Population Pharmacokinetics of Brivaracetam in Patients with Partial Epilepsy
Brigitte Lacroix(1), Philipp von Rosenstiel(2), Maria Laura Sargentini-Maier(1)
(1)Pharmacometrics, Global Exploratory Development, UCB Pharma SA, Braine-l’Alleud, Belgium; (2)UCB Inc, Smyrna, GA, USA
Objectives: To model the population pharmacokinetics of brivaracetam (BRV), a novel antiepileptic drug (AED) in development, in refractory patients with partial epilepsy, in order to identify potential demographic and drug interaction covariates.

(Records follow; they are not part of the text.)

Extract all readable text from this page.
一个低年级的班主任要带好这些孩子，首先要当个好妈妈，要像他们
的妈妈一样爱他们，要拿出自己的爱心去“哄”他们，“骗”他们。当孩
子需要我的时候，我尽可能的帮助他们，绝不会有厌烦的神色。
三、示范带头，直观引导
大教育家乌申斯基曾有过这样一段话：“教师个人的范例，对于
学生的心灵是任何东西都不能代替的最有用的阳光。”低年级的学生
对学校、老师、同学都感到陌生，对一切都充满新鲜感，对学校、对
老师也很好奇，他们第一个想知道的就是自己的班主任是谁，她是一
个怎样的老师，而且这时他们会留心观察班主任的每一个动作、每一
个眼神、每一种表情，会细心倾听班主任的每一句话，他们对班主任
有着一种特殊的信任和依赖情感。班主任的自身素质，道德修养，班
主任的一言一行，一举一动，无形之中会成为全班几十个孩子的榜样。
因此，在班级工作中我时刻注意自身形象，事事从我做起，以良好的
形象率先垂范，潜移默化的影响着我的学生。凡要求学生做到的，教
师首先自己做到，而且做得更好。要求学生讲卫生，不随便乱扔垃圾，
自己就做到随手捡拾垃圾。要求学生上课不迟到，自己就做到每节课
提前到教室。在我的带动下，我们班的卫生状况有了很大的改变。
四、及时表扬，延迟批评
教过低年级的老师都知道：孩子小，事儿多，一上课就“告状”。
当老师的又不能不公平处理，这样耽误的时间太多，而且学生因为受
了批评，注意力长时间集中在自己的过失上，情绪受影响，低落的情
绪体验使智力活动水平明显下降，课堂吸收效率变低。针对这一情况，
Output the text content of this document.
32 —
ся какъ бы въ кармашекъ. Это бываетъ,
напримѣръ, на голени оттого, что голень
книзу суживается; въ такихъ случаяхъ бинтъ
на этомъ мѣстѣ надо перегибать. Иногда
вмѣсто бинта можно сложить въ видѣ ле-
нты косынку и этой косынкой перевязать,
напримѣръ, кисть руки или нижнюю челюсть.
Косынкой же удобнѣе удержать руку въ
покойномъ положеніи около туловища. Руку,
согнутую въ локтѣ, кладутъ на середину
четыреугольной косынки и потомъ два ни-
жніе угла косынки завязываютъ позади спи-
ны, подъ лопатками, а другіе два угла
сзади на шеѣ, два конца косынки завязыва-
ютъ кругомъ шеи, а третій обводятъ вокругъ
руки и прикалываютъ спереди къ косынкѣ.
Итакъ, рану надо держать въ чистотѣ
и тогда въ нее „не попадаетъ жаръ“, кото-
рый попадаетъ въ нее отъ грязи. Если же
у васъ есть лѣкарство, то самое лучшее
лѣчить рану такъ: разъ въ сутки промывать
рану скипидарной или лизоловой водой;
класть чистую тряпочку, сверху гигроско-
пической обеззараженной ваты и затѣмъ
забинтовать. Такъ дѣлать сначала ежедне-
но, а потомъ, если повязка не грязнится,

Methods: Adult patients with refractory partial-onset seizures received adjunctive BRV BID during 7 to 10 weeks in 2 double-blind, placebo-controlled, parallel-group, dose-ranging studies. The dose levels were 5, 20, 50 mg/day and 50, 150 mg/day in 2 intakes. 2 plasma samples per visit were obtained on 2 to 4 occasions between weeks 3 and 10. BRV concentration-time data were modeled using nonlinear mixed-effect modeling (NONMEM). Bodyweight was included in the base model as an allometric factor of clearance (CL/F) and distribution volume (V/F). Age, gender, race, concomitant AEDs and creatinine clearance (CLcr) were examined as possible covariates to explain inter-individual variability in pharmacokinetic parameters of BRV.
Results: 1150 concentration-time records were available in 254 patients (50% male; 60% caucasian) receiving 1 or 2 concomitant AEDs (39 neutral, 98 inducer, 77 inhibitor, and 40 mixed inhibitor/inducer). The mean (range) for weight, age and CLcr was 70 (24-129) kg, 34 (16-65) years and 122 (39-253) mL/min. BRV plasma concentrations were adequately described by a one-compartment model, with low residual variability (20.0% CV). Age, gender, race and CLcr did not influence the pharmacokinetic parameters of BRV. The population mean for V/F was 0.51 L/kg. Concomitant intake of inducer AEDs was a significant covariate for CL/F, resulting in a reduction of inter-individual variability (IIV) from 31% to 24%. The population mean of CL/F was estimated to be 3.63 L/h in absence and 5.15 L/h in presence of inducer AEDs. This effect was predicted to decrease the steady-state AUC of BRV by ~30%. This moderate exposure reduction is likely to be of little clinical relevance, because a dose-response analysis of phase II trial data showed that concomitant inducer AEDs did not influence BRV's efficacy.
Conclusions: Most of the inter-individual variability in BRV pharmacokinetics, in an ethnically diverse population of patients, was accounted for by differences in bodyweight and concomitant use of inducer AEDs. Since the identified covariates had a modest influence on pharmacokinetic parameters, BRV is deemed to have a highly predictable exposure in individual subjects. Results suggest that no dose adjustment is required.